O garoto sorriu para Jack e o beijou não resistindo à proximidade, sendo logo puxado para mais perto enquanto o toque foi se aprofundado e aquecendo. Seus dedos não se prenderam em mechas longas, o que foi estranho, mas a nova sensação de cocegas nas mãos passadas nos cabelos curtos era reconfortante. Deixaram-se levar pelos beijos, toques e caricias pelos minutos seguintes, o assunto e o que faziam naquele prédio se perdeu.
Quando o unicórnio se deu conta, Jack estava em seu pescoço, ansiosamente abraçando-o e apertando-o contra seu corpo que exalava calor, e o sinal do fim do intervalo tocava abafado. Fran o afastou sutilmente, com beijos mais calmos e recuando. O menino precisava de uns minutos para livrar-se da quentura do rosto antes de ir a público, e o mais velho apenas o observou-o, compreendendo, mas não satisfeito com só aquele tempo.

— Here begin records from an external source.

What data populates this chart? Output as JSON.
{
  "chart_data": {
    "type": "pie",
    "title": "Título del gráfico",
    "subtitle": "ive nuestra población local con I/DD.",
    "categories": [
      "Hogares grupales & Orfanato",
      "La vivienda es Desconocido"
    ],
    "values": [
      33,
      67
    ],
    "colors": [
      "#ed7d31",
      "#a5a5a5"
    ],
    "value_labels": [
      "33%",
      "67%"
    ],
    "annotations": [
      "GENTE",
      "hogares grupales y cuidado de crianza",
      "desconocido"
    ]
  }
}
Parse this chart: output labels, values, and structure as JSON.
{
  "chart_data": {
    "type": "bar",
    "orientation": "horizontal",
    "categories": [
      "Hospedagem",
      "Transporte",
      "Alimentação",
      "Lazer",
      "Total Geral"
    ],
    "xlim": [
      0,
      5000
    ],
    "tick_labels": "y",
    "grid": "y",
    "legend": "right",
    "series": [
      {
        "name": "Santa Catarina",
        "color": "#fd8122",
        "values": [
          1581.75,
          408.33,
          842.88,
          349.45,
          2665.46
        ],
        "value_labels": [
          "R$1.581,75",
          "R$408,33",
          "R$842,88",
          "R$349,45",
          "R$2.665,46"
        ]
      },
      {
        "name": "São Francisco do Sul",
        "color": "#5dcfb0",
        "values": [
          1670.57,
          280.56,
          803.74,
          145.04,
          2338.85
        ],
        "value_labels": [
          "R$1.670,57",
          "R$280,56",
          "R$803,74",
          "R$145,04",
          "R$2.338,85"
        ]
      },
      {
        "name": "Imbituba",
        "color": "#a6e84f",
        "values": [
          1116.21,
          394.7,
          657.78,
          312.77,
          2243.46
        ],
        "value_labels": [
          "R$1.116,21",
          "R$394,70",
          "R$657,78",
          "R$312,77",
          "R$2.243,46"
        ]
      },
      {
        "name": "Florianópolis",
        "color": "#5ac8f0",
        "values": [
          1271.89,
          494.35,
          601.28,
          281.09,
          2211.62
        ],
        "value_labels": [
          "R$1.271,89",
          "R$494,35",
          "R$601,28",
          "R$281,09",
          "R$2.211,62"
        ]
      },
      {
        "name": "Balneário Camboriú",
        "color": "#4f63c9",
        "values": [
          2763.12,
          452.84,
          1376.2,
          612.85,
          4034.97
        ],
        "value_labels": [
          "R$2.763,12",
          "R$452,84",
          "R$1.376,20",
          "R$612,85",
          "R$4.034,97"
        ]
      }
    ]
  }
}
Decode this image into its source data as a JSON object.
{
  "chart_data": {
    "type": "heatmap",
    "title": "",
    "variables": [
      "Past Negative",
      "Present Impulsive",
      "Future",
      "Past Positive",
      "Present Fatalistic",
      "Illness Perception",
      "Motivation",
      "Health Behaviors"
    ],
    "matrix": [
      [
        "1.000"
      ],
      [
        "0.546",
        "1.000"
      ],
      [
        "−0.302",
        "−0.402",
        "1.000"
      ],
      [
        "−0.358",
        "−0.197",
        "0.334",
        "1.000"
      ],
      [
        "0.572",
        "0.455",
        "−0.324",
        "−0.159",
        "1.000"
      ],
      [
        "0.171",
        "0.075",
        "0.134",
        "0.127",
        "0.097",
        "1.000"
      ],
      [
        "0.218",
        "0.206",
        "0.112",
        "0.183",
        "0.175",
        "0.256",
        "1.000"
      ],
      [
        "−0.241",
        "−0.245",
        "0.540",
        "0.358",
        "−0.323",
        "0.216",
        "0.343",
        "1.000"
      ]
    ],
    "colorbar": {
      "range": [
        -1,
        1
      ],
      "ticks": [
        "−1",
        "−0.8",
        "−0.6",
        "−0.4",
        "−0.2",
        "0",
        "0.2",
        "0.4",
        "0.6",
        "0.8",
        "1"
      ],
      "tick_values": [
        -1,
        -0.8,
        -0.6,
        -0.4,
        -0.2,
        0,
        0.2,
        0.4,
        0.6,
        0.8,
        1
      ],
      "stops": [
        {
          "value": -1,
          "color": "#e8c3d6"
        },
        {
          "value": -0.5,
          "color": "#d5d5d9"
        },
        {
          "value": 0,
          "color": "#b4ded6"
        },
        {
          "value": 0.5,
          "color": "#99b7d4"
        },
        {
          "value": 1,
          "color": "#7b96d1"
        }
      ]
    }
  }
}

— Posso roubá-lo para mim hoje? — Jack perguntou.
— Como assim?
— Vamos sair. Posso te levar para um lugar.
— Mas é segunda, Jay.
— Qual o problema? Pelo menos vamos ter ficar juntos e nos divertir. — O rosto preocupado do mais novo se iluminou e ele sorriu, concordando. — Ótimo! Umas... oito horas me manda mensagem. Se seu irmão estiver em casa, espero você na esquina, senão, vou até sua porta.